A New Way to Share: Huawei’s Air Gesture Innovation
Technology had always thrived on making the impossible look effortless. Huawei stepped into that arena with the Mate 70, unveiling an air gesture feature that turned file sharing into a simple wave of the hand. It carried the weight of innovation but delivered with the lightness of magic.
The feature relied on the phone’s front camera and under-screen sensors to recognise movements in real time. By opening a photo, a user raised their palm toward the display, clenched a fist to “grab,” and extended the motion toward another Huawei device. With an unclench, the file travelled instantly—seamlessly through Huawei Share. Bluetooth managed discovery, Wi-Fi managed speed, and AI managed the accuracy of the gestures.
The receiving device detected the drop at the exact moment, matching the gesture with a fast, invisible handoff. The exchange felt natural, almost as if two people had passed a physical photograph from one palm to another, yet the entire transfer happened in the air.

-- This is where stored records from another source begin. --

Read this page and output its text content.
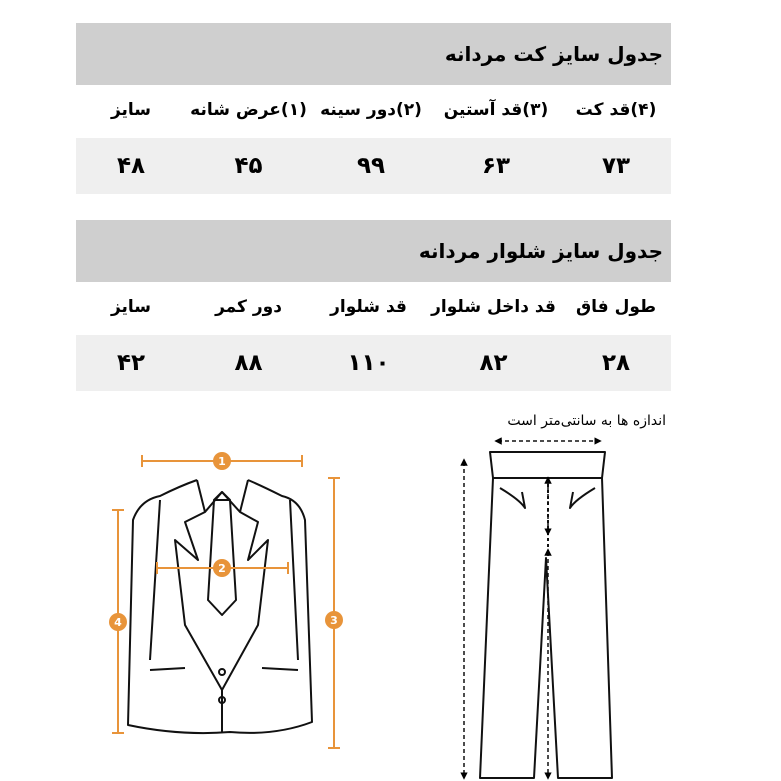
جدول سایز کت مردانه
(۴)قد کت
(۳)قد آستین
(۲)دور سینه
(۱)عرض شانه
سایز
۷۳
۶۳
۹۹
۴۵
۴۸
جدول سایز شلوار مردانه
طول فاق
قد داخل شلوار
قد شلوار
دور کمر
سایز
۲۸
۸۲
۱۱۰
۸۸
۴۲
اندازه ها به سانتی‌متر است
1
2
3
4
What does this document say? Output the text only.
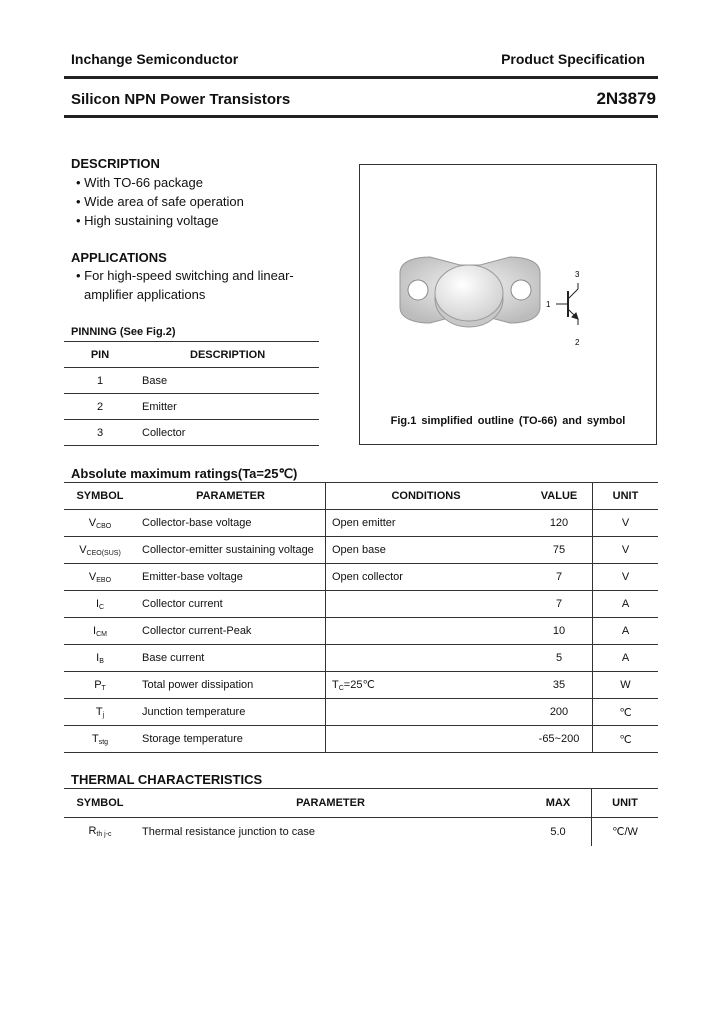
Inchange Semiconductor	Product Specification
Silicon NPN Power Transistors	2N3879
DESCRIPTION
• With TO-66 package
• Wide area of safe operation
• High sustaining voltage
APPLICATIONS
• For high-speed switching and linear-
amplifier applications
PINNING (See Fig.2)
PIN	DESCRIPTION
1	Base
2	Emitter
3	Collector
1
2
3
Fig.1 simplified outline (TO-66) and symbol
Absolute maximum ratings(Ta=25℃)
SYMBOL	PARAMETER	CONDITIONS	VALUE	UNIT
$V_{CBO}$	Collector-base voltage	Open emitter	120	V
$V_{CEO(SUS)}$	Collector-emitter sustaining voltage	Open base	75	V
$V_{EBO}$	Emitter-base voltage	Open collector	7	V
$I_C$	Collector current		7	A
$I_{CM}$	Collector current-Peak		10	A
$I_B$	Base current		5	A
$P_T$	Total power dissipation	$T_C=25℃$	35	W
$T_j$	Junction temperature		200	℃
$T_{stg}$	Storage temperature		-65~200	℃
THERMAL CHARACTERISTICS
SYMBOL	PARAMETER	MAX	UNIT
$R_{th j-c}$	Thermal resistance junction to case	5.0	℃/W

This launch revealed how human-centred design elevated technology. It showed that when complex systems met simple gestures, adoption became intuitive. The innovation didn’t demand a tutorial; it simply invited a hand wave. Beyond the technical brilliance, it reminded the world that the most powerful technology echoed everyday habits—natural, instinctive, and universal.
Huawei’s Mate 70 introduced more than a feature—it introduced a new interaction between humans and machines. A gesture that once signalled hello, goodbye, or stop now carried a file across devices. By turning an ordinary wave into extraordinary utility, Huawei set a new precedent for how devices could understand and respond to us.